Owners to include: integer datapath owner, physical design owner, compiler scheduling owner.
One reproducible failing workload and one stable comparator run.
One run with fully locked environment metadata for causal comparison.
Compute-memory limit lens
CPU ROOFLINE - Integer ALU Pipelines
performance
^
| compute roof
| /
| /
|--------------/---------------- memory roof
+----------------------------------------------> arithmetic intensity
memory-bound compute-bound
Interpretation: separate compute and memory limitsKey takeaways
Classify stage loss before proposing fixes.
Use artifacts to separate mechanism from symptoms.
Close with owner accountability and rollback criteria.
Common pitfalls
Using average IPC alone while ignoring tail behavior.
Comparing traces across mismatched binaries or thermal states.

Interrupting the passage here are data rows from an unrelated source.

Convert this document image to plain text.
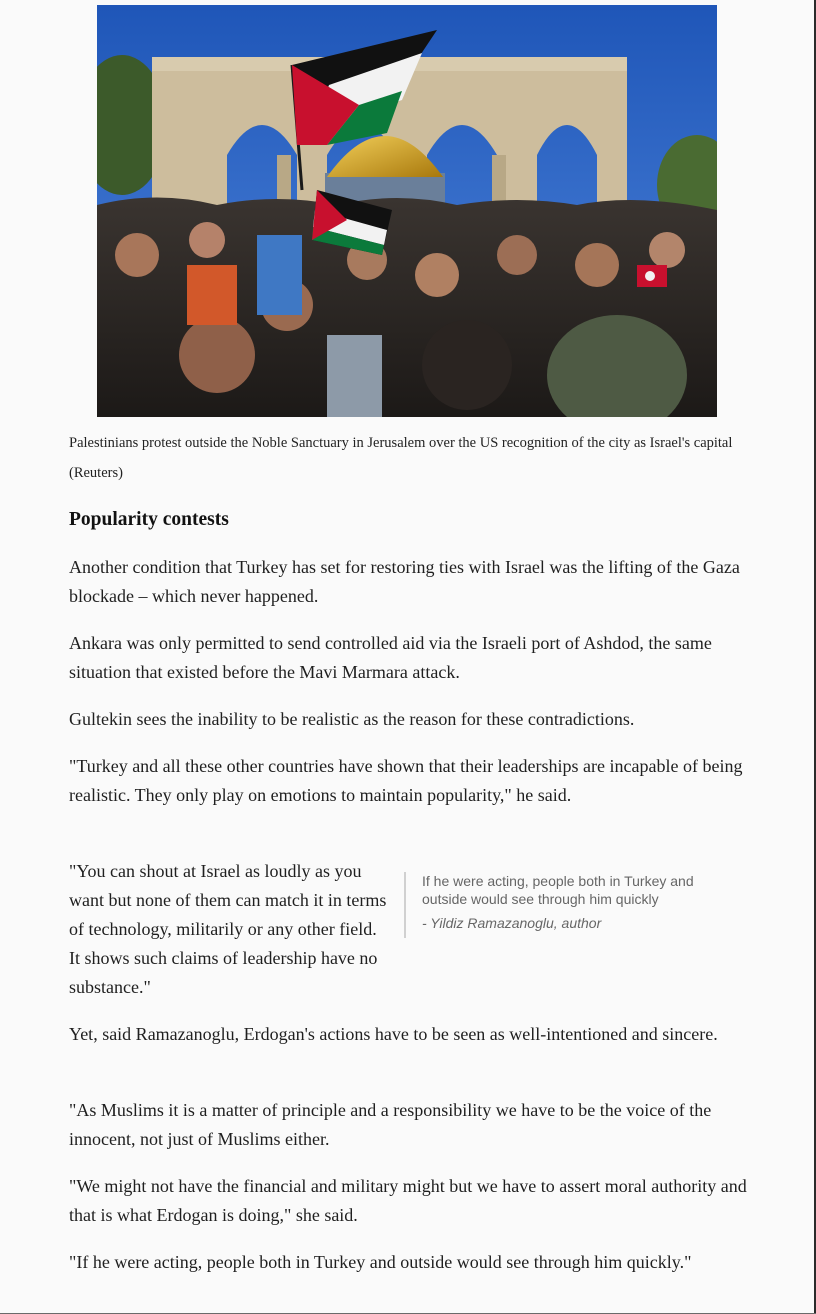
Palestinians protest outside the Noble Sanctuary in Jerusalem over the US recognition of the city as Israel's capital (Reuters)
Popularity contests

Another condition that Turkey has set for restoring ties with Israel was the lifting of the Gaza blockade – which never happened.

Ankara was only permitted to send controlled aid via the Israeli port of Ashdod, the same situation that existed before the Mavi Marmara attack.

Gultekin sees the inability to be realistic as the reason for these contradictions.

"Turkey and all these other countries have shown that their leaderships are incapable of being realistic. They only play on emotions to maintain popularity," he said.

"You can shout at Israel as loudly as you want but none of them can match it in terms of technology, militarily or any other field. It shows such claims of leadership have no substance."

If he were acting, people both in Turkey and outside would see through him quickly
- Yildiz Ramazanoglu, author

Yet, said Ramazanoglu, Erdogan's actions have to be seen as well-intentioned and sincere.

"As Muslims it is a matter of principle and a responsibility we have to be the voice of the innocent, not just of Muslims either.

"We might not have the financial and military might but we have to assert moral authority and that is what Erdogan is doing," she said.

"If he were acting, people both in Turkey and outside would see through him quickly."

Calling closure without workload-level validation.
CPU deep dive
Execution throughput depends on port balance, bypass quality, and realistic instruction mix assumptions.
Concept diagram
EXECUTION DATAPATH
issue -> ALU/FPU/vector/LSQ ports -> writeback -> retireMetric graph
EXECUTION LOSS DRIVERS
port conflicts █████
bypass hazards ████
LSQ ordering stalls ███Reports and artifacts
port pressure heatmap
pipeline hazard report
ALU/FPU/vector utilization split
LSQ ordering diagnostics
Mini case study
A compiler scheduling update over-concentrated uops on one port class, reducing effective multi-issue throughput.
Debug branches
Map instruction classes to port availability
Validate forwarding depth against dependency chains
Inspect LSQ ordering events before widening pipes
Senior review question
Ask: which CPI/latency evidence proves this topic is truly closed beyond synthetic benchmarks?
Key takeaways
Always connect microarchitectural counter changes to product workload outcomes.
Lock binary, compiler, firmware, and thermal metadata before comparing CPU traces.
Common pitfalls
Treating average IPC as sufficient proof while ignoring latency tails and outliers.
Applying predictor or prefetch tweaks without first-failing-stage attribution.
Declaring closure without reproducible perf, correctness, and power gates.